- Нет уж, бабушка, нам к фельдшеру, - возразил Севка.
- Ну, если к фершалу, так и ищи сам! Я тебе не указчица! - Подхватив ведра, старуха зашагала через улицу.
Фельдшер работал в саду. Заметив остановившуюся подводу, он как был в сите, с дымокуром в руках, - так и подошел к частоколу.
- Не ко мне ли нужда привела? - спросил.
Севка не вдруг нашелся, что ответить. Попробуй поговори, если у человека вместо лица - черное сито!
- Нам бы фельдшера, дядя.
- Я и есть!
- Вы? Вот привез парнишку. Горло у него. Скарлатина...
- А ну, тащи в избу! - сердито приказал фельдшер.
Без сита он оказался обыкновенным старичком с аккуратно подстриженной седой бородой.

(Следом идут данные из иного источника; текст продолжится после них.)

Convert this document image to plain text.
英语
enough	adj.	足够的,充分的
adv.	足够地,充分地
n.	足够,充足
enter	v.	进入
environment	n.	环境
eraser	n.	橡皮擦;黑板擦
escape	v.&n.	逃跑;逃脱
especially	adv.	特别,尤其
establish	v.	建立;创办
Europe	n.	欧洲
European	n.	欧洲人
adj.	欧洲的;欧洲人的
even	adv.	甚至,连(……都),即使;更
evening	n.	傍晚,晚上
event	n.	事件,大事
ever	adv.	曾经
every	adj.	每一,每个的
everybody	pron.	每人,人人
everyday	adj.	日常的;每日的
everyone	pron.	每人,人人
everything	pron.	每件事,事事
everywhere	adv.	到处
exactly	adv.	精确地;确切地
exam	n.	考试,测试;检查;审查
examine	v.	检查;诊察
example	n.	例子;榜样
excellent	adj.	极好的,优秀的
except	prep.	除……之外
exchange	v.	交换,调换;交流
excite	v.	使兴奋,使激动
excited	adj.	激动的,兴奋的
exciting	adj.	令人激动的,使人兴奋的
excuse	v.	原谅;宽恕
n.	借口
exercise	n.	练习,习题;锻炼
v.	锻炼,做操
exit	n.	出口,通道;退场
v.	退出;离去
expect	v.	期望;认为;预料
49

Вошел со двора, вытер холщовым полотенцем большие руки.
- Сюда садись, к свету, - указал Назарке. - Так. Разевай рот!
Севка стоял поодаль, с интересом поглядывая, как фельдшер осматривает Назарку, велит ему тянуть: "а-а-а-а!", "о-о-о-о". Теперь-то Назаркино дело в шляпе! Главное было - довезти.
Фельдшер и минуты не глядел в Назаркин рот. Нацелился в Севку сердитыми глазами, с наигранной строгостью спросил:
- Что ж ты мне здорового привез? Смеешься над стариком! Это ж Илья Муромец!

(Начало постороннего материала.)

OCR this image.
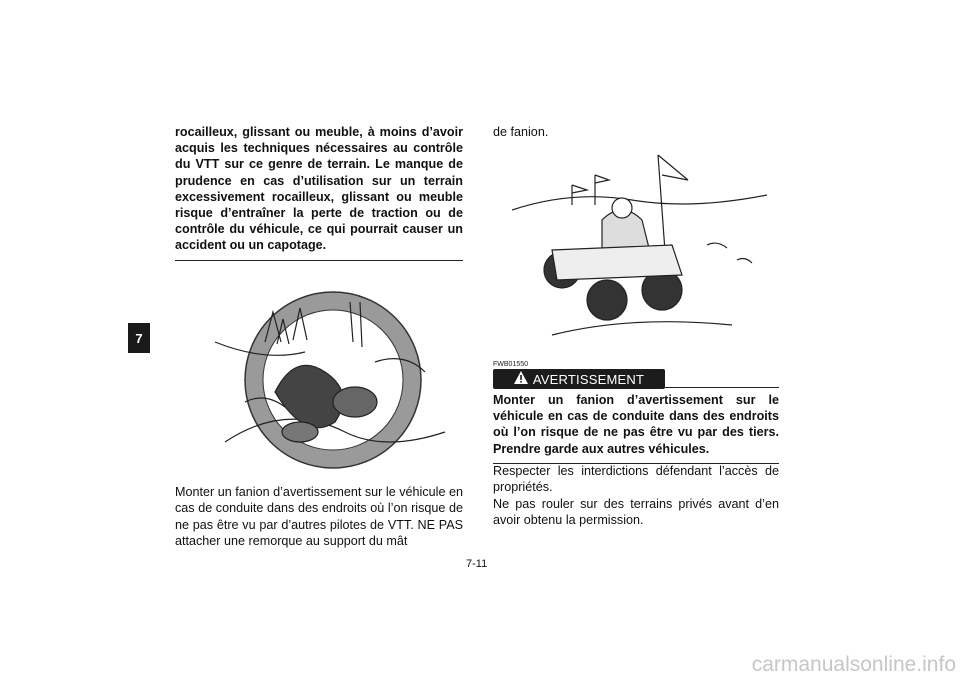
7
rocailleux, glissant ou meuble, à moins d’avoir acquis les techniques nécessaires au contrôle du VTT sur ce genre de terrain. Le manque de prudence en cas d’utilisation sur un terrain excessivement rocailleux, glissant ou meuble risque d’entraîner la perte de traction ou de contrôle du véhicule, ce qui pourrait causer un accident ou un capotage.

Monter un fanion d’avertissement sur le véhicule en cas de conduite dans des endroits où l’on risque de ne pas être vu par d’autres pilotes de VTT. NE PAS attacher une remorque au support du mât

de fanion.

FWB01550
AVERTISSEMENT
Monter un fanion d’avertissement sur le véhicule en cas de conduite dans des endroits où l’on risque de ne pas être vu par des tiers. Prendre garde aux autres véhicules.

Respecter les interdictions défendant l’accès de propriétés.

Ne pas rouler sur des terrains privés avant d’en avoir obtenu la permission.

7-11
carmanualsonline.info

- Как здорового? - опешил Севка. - Сегодня ночью...
- Мало ли что было ночью, а сейчас он - богатырь. Разве не видно?
Севке ничего не видно. Стоит смущенный и не знает, что сказать.
- Напугал ты меня, парень, - уже не шутя заговорил фельдшер. - Я думал, и правда... А была у него всего лишь ангина. Была - и нету! Лопнул нарыв, одна краснота осталась. На глазах небось повеселел? Вы чьи же будете, откуда?
- Из Гусаков. Он - Назарка, Егора Лукича сын, а я - работник на мельнице. Севкой звать.
- Понятно, - кивнул фельдшер. - А теперь, молодцы, давайте-ка отведаем свеженького медку. Как раз перед вашим приездом из улья достал. Полезнейшая вещь!
Вот как бывает в жизни. Давно ли Севка был самым разнесчастным человеком, давно ли замирал от страха, что не довезет Назарку? А сейчас он сидит за столом, перед ним полная тарелка душистого меду, рядом здоровый и веселый Назарка, а напротив - этот душевный старичок, фельдшер. И нет сейчас во всем свете человека счастливее Севки.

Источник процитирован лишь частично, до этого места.